Frost Poem for Poetry Unit

I figure that I should include at least one and not the old "Two Roads Diverged in a Wood. . ." chestnut. Thoughts?

Out, Out—

By Robert Frost

The buzz-saw snarled and rattled in the yard

And made dust and dropped stove-length sticks of wood,

Sweet-scented stuff when the breeze drew across it.

And from there those that lifted eyes could count

Five mountain ranges one behind the other

Under the sunset far into Vermont.

And the saw snarled and rattled, snarled and rattled,

As it ran light, or had to bear a load.

And nothing happened: day was all but done.

Call it a day, I wish they might have said

To please the boy by giving him the half hour

That a boy counts so much when saved from work.

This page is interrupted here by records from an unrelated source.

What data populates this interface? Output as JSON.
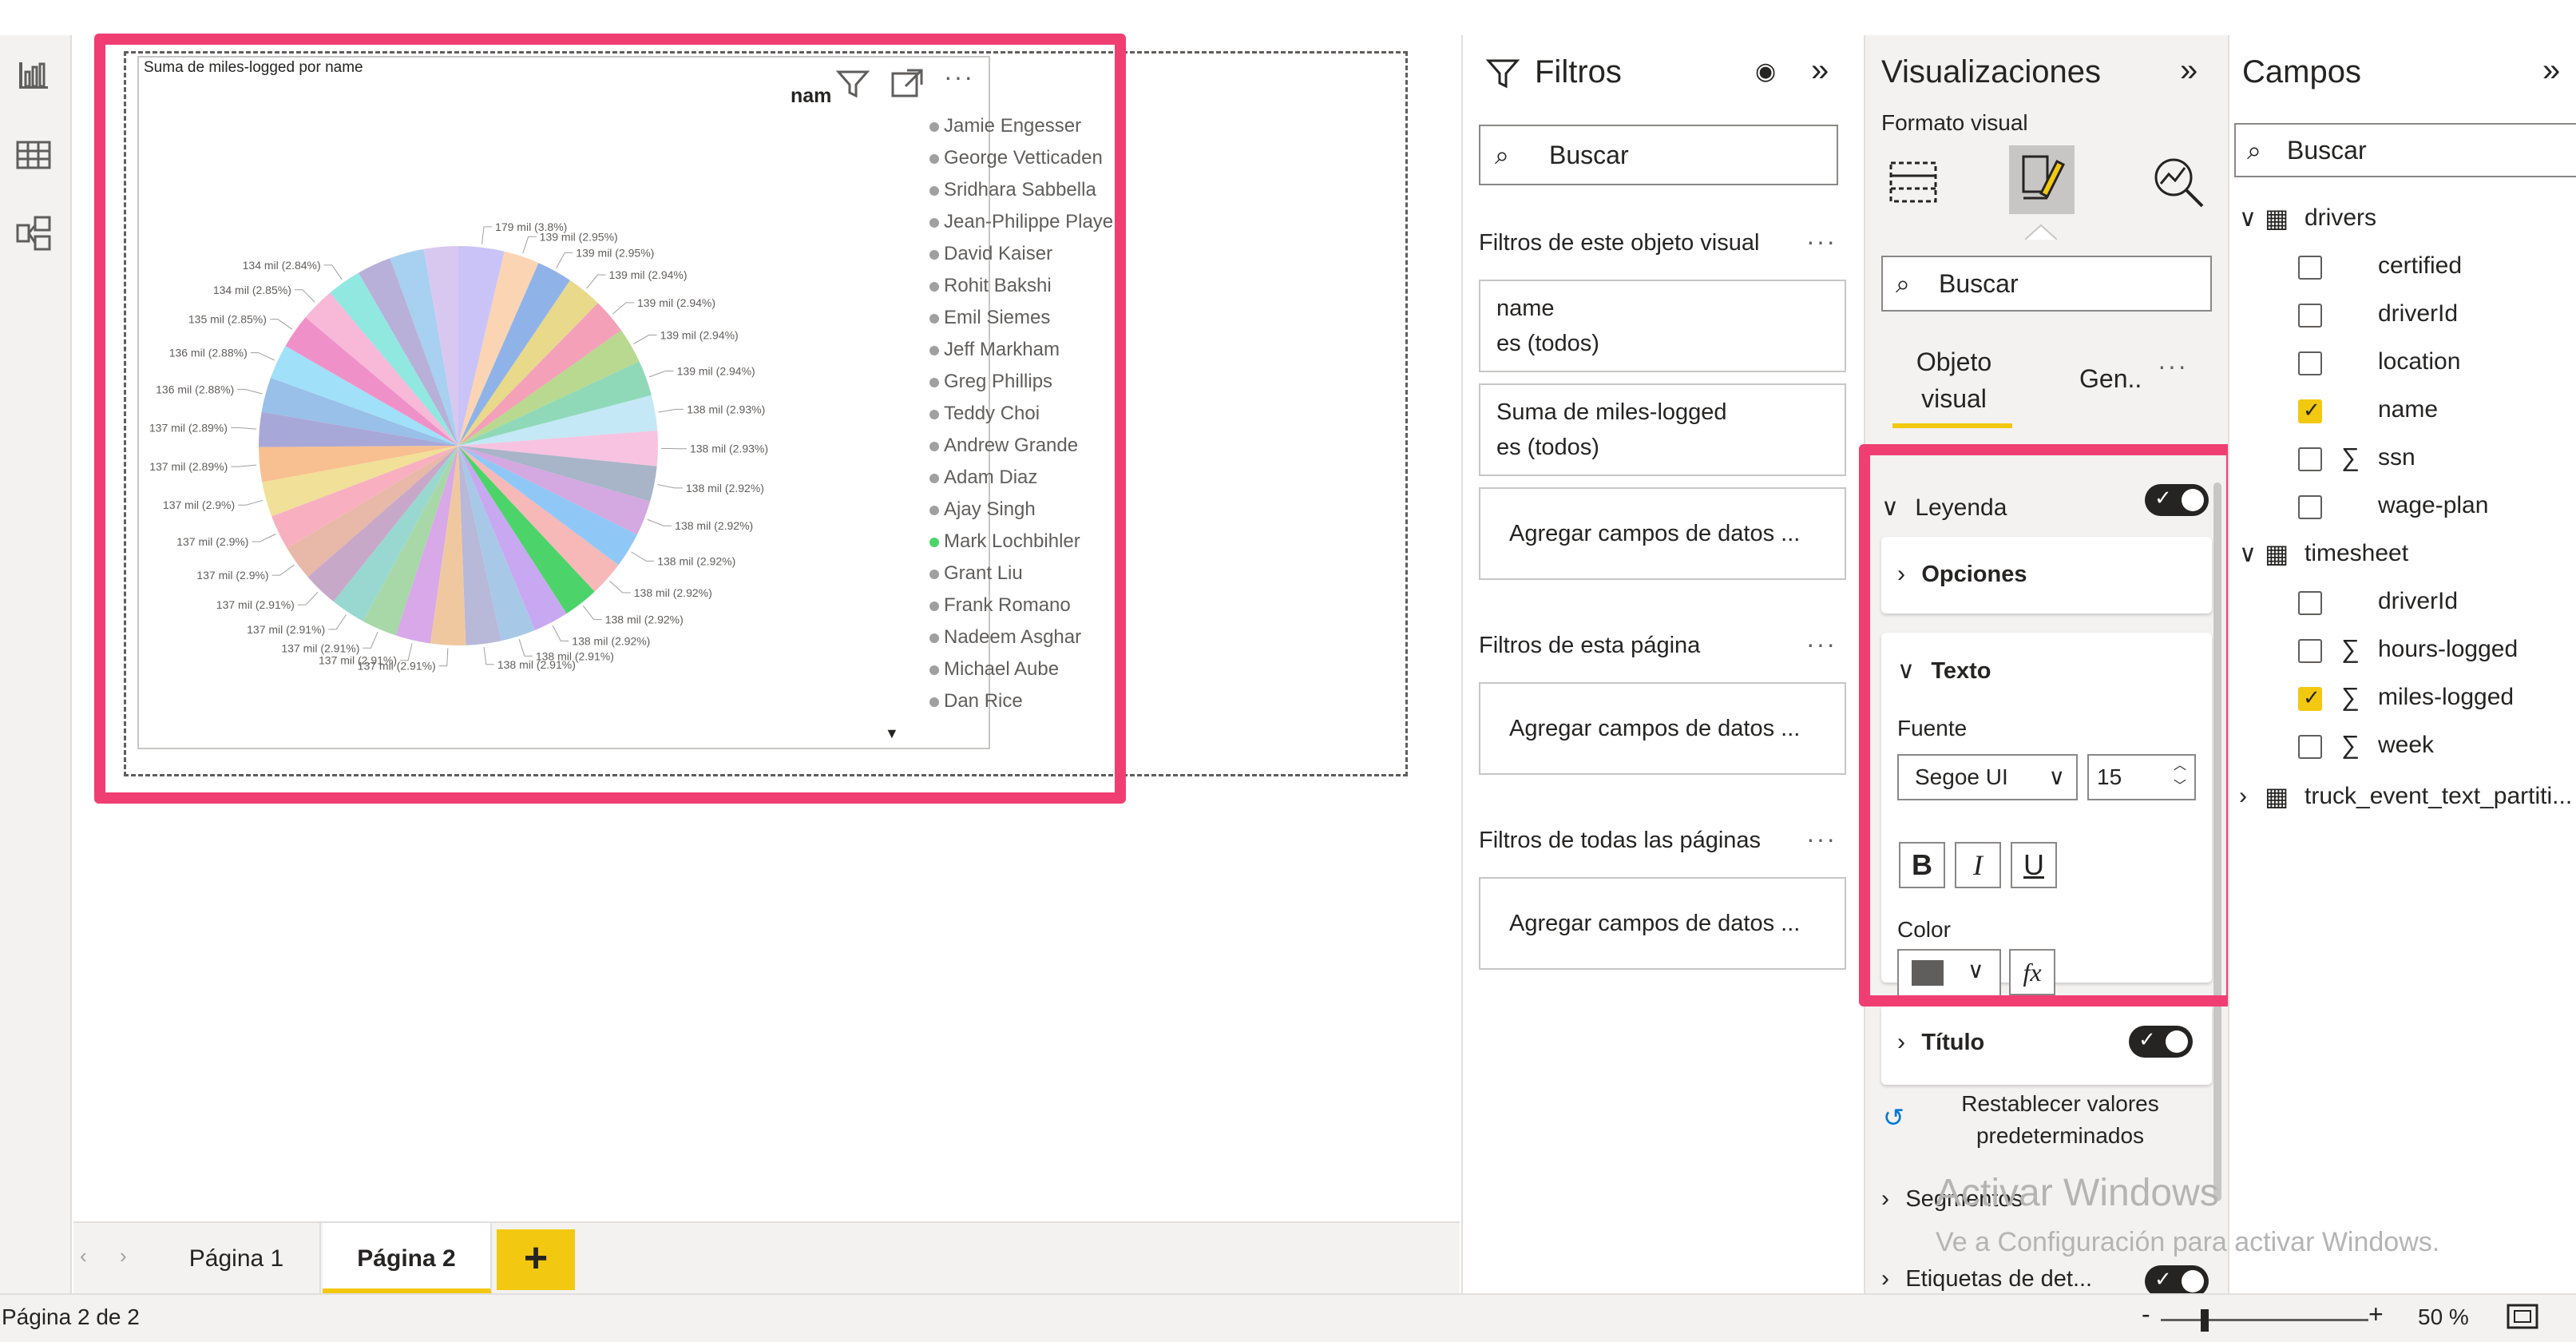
{
  "report_title": "Suma de miles-logged por name",
  "legend_header": "nam",
  "legend_names": [
    "Jamie Engesser",
    "George Vetticaden",
    "Sridhara Sabbella",
    "Jean-Philippe Playe",
    "David Kaiser",
    "Rohit Bakshi",
    "Emil Siemes",
    "Jeff Markham",
    "Greg Phillips",
    "Teddy Choi",
    "Andrew Grande",
    "Adam Diaz",
    "Ajay Singh",
    "Mark Lochbihler",
    "Grant Liu",
    "Frank Romano",
    "Nadeem Asghar",
    "Michael Aube",
    "Dan Rice"
  ],
  "chart_data": {
    "type": "pie",
    "title": "Suma de miles-logged por name",
    "slices": [
      {
        "label": "179 mil (3.8%)",
        "percent": 3.8,
        "color": "#c9c3f7"
      },
      {
        "label": "139 mil (2.95%)",
        "percent": 2.95,
        "color": "#fbd4b4"
      },
      {
        "label": "139 mil (2.95%)",
        "percent": 2.95,
        "color": "#8fb3e8"
      },
      {
        "label": "139 mil (2.94%)",
        "percent": 2.94,
        "color": "#e8d98b"
      },
      {
        "label": "139 mil (2.94%)",
        "percent": 2.94,
        "color": "#f4a0b8"
      },
      {
        "label": "139 mil (2.94%)",
        "percent": 2.94,
        "color": "#b8d98f"
      },
      {
        "label": "139 mil (2.94%)",
        "percent": 2.94,
        "color": "#8fd9b8"
      },
      {
        "label": "138 mil (2.93%)",
        "percent": 2.93,
        "color": "#c4e8f5"
      },
      {
        "label": "138 mil (2.93%)",
        "percent": 2.93,
        "color": "#f7c3e0"
      },
      {
        "label": "138 mil (2.92%)",
        "percent": 2.92,
        "color": "#a8b4c8"
      },
      {
        "label": "138 mil (2.92%)",
        "percent": 2.92,
        "color": "#d4a8e0"
      },
      {
        "label": "138 mil (2.92%)",
        "percent": 2.92,
        "color": "#8fc8f7"
      },
      {
        "label": "138 mil (2.92%)",
        "percent": 2.92,
        "color": "#f7b8b8"
      },
      {
        "label": "138 mil (2.92%)",
        "percent": 2.92,
        "color": "#4cd46a"
      },
      {
        "label": "138 mil (2.92%)",
        "percent": 2.92,
        "color": "#c8a8f0"
      },
      {
        "label": "138 mil (2.91%)",
        "percent": 2.91,
        "color": "#a8c8e8"
      },
      {
        "label": "138 mil (2.91%)",
        "percent": 2.91,
        "color": "#b8b8d8"
      },
      {
        "label": "137 mil (2.91%)",
        "percent": 2.91,
        "color": "#f0c8a0"
      },
      {
        "label": "137 mil (2.91%)",
        "percent": 2.91,
        "color": "#d8a8e8"
      },
      {
        "label": "137 mil (2.91%)",
        "percent": 2.91,
        "color": "#a8d8a8"
      },
      {
        "label": "137 mil (2.91%)",
        "percent": 2.91,
        "color": "#98d8d0"
      },
      {
        "label": "137 mil (2.91%)",
        "percent": 2.91,
        "color": "#c8a8c8"
      },
      {
        "label": "137 mil (2.9%)",
        "percent": 2.9,
        "color": "#e8b8a8"
      },
      {
        "label": "137 mil (2.9%)",
        "percent": 2.9,
        "color": "#f8b0c0"
      },
      {
        "label": "137 mil (2.9%)",
        "percent": 2.9,
        "color": "#f0e098"
      },
      {
        "label": "137 mil (2.89%)",
        "percent": 2.89,
        "color": "#f8c090"
      },
      {
        "label": "137 mil (2.89%)",
        "percent": 2.89,
        "color": "#a8a8d8"
      },
      {
        "label": "136 mil (2.88%)",
        "percent": 2.88,
        "color": "#98c0e8"
      },
      {
        "label": "136 mil (2.88%)",
        "percent": 2.88,
        "color": "#a0e0f8"
      },
      {
        "label": "135 mil (2.85%)",
        "percent": 2.85,
        "color": "#f090c8"
      },
      {
        "label": "134 mil (2.85%)",
        "percent": 2.85,
        "color": "#f8b8d8"
      },
      {
        "label": "134 mil (2.84%)",
        "percent": 2.84,
        "color": "#90e8e0"
      },
      {
        "label": "",
        "percent": 2.85,
        "color": "#b8b0d8"
      },
      {
        "label": "",
        "percent": 2.85,
        "color": "#a8d0f0"
      },
      {
        "label": "",
        "percent": 2.85,
        "color": "#d8c8f0"
      }
    ]
  },
  "filters_panel": {
    "title": "Filtros",
    "search_placeholder": "Buscar",
    "section_visual": "Filtros de este objeto visual",
    "card1_line1": "name",
    "card1_line2": "es (todos)",
    "card2_line1": "Suma de miles-logged",
    "card2_line2": "es (todos)",
    "add_fields": "Agregar campos de datos ...",
    "section_page": "Filtros de esta página",
    "section_all": "Filtros de todas las páginas"
  },
  "vis_panel": {
    "title": "Visualizaciones",
    "subtitle": "Formato visual",
    "search_placeholder": "Buscar",
    "tab_visual": "Objeto visual",
    "tab_general": "Gen..",
    "leyenda": "Leyenda",
    "opciones": "Opciones",
    "texto": "Texto",
    "fuente": "Fuente",
    "font_family": "Segoe UI",
    "font_size": "15",
    "bold": "B",
    "italic": "I",
    "underline": "U",
    "color_label": "Color",
    "fx": "fx",
    "titulo": "Título",
    "reset": "Restablecer valores predeterminados",
    "segmentos": "Segmentos",
    "etiquetas": "Etiquetas de det..."
  },
  "campos_panel": {
    "title": "Campos",
    "search_placeholder": "Buscar",
    "table_drivers": "drivers",
    "drivers_fields": [
      {
        "name": "certified",
        "checked": false,
        "sigma": false
      },
      {
        "name": "driverId",
        "checked": false,
        "sigma": false
      },
      {
        "name": "location",
        "checked": false,
        "sigma": false
      },
      {
        "name": "name",
        "checked": true,
        "sigma": false
      },
      {
        "name": "ssn",
        "checked": false,
        "sigma": true
      },
      {
        "name": "wage-plan",
        "checked": false,
        "sigma": false
      }
    ],
    "table_timesheet": "timesheet",
    "timesheet_fields": [
      {
        "name": "driverId",
        "checked": false,
        "sigma": false
      },
      {
        "name": "hours-logged",
        "checked": false,
        "sigma": true
      },
      {
        "name": "miles-logged",
        "checked": true,
        "sigma": true
      },
      {
        "name": "week",
        "checked": false,
        "sigma": true
      }
    ],
    "table_truck": "truck_event_text_partiti..."
  },
  "pages": {
    "tab1": "Página 1",
    "tab2": "Página 2",
    "add": "+"
  },
  "status": {
    "page_indicator": "Página 2 de 2",
    "zoom_minus": "-",
    "zoom_plus": "+",
    "zoom": "50 %"
  },
  "watermark": {
    "line1": "Activar Windows",
    "line2": "Ve a Configuración para activar Windows."
  }
}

His sister stood beside them in her apron

To tell them "Supper." At the word, the saw,

As if to prove saws knew what supper meant,

Leaped out at the boy's hand, or seemed to leap—

He must have given the hand. However it was,

Neither refused the meeting. But the hand!

The boy's first outcry was a rueful laugh,

As he swung toward them holding up the hand

Half in appeal, but half as if to keep

The life from spilling. Then the boy saw all—

Since he was old enough to know, big boy

Doing a man's work, though a child at heart—

He saw all spoiled. "Don't let him cut my hand off—

The doctor, when he comes. Don't let him, sister!"

So. But the hand was gone already.
The doctor put him in the dark of ether.

He lay and puffed his lips out with his breath.

And then—the watcher at his pulse took fright. No one believed. They listened at his heart.

Little—less—nothing!—and that ended it.

No more to build on there. And they, since they

Were not the one dead, turned to their affairs.